The reinsurance program is a transitional program to help stabilize premiums for individual market coverage during the first three years of Exchange operation, from 2014 to 2016. The program collects a fee from health insurance issuers and some self-insured group health plans. The 2015 rate is $44 per enrollee, and the 2016 rate is $27 per enrollee.

The final rule also sets the annual open enrollment period for non-grandfathered policies in the individual market for the 2016 benefit year and beyond. The final rule changes the open enrollment period from the proposed notice. The annual open enrollment period for 2016 will be Nov. 1, 2015, through Jan. 31, 2016.

Additionally, the rule set the annual limitation on cost-sharing. The Affordable Care Act (ACA) requires non-grandfathered health plans to have an out-of-pocket maximum on essential health benefits.
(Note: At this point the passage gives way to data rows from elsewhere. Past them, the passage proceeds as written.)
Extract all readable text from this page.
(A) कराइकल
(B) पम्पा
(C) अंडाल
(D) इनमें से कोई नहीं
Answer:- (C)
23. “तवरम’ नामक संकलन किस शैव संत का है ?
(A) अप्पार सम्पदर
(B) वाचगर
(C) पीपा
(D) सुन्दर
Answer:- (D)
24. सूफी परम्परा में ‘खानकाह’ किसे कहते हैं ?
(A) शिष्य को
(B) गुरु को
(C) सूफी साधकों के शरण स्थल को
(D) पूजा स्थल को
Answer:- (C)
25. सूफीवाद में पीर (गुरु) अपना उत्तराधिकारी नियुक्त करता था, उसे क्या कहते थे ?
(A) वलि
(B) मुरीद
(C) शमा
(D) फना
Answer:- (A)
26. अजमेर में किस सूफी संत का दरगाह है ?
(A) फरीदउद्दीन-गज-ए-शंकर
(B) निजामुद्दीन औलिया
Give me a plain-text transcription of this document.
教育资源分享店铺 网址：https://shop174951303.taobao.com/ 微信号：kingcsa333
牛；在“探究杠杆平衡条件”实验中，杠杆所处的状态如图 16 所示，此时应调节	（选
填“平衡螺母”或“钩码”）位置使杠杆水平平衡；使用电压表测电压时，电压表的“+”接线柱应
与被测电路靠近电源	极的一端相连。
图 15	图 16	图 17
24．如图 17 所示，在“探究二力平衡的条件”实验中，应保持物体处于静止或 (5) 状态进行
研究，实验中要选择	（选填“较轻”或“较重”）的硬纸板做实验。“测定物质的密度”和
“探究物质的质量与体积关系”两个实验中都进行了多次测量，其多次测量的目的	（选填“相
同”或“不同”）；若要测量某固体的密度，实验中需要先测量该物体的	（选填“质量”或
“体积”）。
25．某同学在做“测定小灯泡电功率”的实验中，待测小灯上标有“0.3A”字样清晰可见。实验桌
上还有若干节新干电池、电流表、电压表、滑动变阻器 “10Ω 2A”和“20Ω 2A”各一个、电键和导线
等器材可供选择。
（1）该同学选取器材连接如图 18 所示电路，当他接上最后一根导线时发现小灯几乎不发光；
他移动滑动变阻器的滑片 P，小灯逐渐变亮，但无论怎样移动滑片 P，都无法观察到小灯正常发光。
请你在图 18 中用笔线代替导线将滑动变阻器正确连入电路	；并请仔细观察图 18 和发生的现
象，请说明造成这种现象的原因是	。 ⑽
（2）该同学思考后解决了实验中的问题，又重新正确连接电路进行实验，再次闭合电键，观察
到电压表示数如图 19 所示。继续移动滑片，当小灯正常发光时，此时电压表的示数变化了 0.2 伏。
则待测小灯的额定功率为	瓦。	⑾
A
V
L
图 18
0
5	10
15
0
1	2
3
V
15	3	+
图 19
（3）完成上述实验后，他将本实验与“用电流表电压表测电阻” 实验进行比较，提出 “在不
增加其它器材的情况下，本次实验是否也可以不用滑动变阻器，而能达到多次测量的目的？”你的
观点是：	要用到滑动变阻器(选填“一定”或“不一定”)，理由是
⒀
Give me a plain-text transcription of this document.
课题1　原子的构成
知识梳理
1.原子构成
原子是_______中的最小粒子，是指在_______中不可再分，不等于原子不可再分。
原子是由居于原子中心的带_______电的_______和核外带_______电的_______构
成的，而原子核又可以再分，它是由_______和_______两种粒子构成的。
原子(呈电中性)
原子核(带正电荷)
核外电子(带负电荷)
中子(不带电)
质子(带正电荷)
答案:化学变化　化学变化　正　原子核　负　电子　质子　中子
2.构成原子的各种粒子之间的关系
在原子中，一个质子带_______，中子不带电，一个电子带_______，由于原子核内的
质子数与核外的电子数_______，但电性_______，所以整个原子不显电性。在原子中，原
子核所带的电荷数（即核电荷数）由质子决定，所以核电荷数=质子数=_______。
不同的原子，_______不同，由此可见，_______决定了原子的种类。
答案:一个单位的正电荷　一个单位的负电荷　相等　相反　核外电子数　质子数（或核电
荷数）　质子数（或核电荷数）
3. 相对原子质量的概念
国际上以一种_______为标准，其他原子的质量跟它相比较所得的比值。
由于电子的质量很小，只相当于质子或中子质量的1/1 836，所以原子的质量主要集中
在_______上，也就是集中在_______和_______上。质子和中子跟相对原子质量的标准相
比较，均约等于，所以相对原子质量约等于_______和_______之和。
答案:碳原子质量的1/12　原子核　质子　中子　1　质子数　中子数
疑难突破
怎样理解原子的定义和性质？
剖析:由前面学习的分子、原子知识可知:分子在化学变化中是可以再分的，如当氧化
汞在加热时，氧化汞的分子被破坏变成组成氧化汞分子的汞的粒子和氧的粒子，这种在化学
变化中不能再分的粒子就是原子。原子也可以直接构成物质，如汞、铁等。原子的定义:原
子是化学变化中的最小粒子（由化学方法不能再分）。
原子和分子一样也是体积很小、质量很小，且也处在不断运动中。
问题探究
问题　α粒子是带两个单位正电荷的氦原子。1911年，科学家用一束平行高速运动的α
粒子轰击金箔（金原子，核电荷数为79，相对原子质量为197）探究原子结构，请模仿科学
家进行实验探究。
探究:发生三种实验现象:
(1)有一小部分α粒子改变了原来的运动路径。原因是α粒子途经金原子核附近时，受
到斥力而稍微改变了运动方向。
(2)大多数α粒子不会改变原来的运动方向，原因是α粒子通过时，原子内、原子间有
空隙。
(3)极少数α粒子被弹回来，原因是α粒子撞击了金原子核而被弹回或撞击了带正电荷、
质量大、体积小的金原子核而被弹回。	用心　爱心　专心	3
This overall annual limit must be updated annually. For 2015, the out-of-pocket maximum is $6,600 for self-only coverage and $13,200 for family coverage. Under the final rule, for 2016 the out-of-pocket maximum increases to $6,850 for self-only coverage and $13,700 for family coverage.

The final rule also clarifies that the annual limit on cost-sharing applies to the plan year, not the calendar year, for non-calendar year plans. In addition, the self-only coverage maximum applies for any individual, whether that individual is covered under either a self-only or a family health plan.

Few Employers Cutting Hours to Avoid ACA Fines

The ACA’s employer shared responsibility rules define a full-time employee as one who has an average of 30 or more hours of service a week. Beginning as early as Jan. 1, 2015, applicable large employers must provide full-time employees and their dependents with affordable, minimum-value health insurance or risk having to pay a penalty.

It was feared that many employers might reduce employees’ hours in order to lessen the impact of the ACA’s employer mandate penalties. However, a recent survey by the Society for Human Resource Management (SHRM) demonstrates that the majority of employers have not reduced hours as a result of the ACA’s mandate.

Specifically, the survey shows that 14 percent of organizations have reduced part-time hours and 6 percent plan to reduce hours. Another 8 percent of employers considered reducing part-time hours but decided against it.

SHRM shares that about 19 percent of employees were affected by reduction or planned reduction in part-time hours.

DID YOU KNOW?

Telemedicine, which uses technology to facilitate communication between a doctor and patient who are not in the same physical location, is growing in popularity.

A recent Towers Watson study indicates that employer interest in telemedicine is increasing, with about 20 percent of U.S. employers offering the option in 2014, with expected increases nearly doubling for 2015.

Telemedicine is useful in certain types of cases as a viable alternative to traditional, face-to-face doctor visits, leading to reduced health care costs while still providing quality medical care.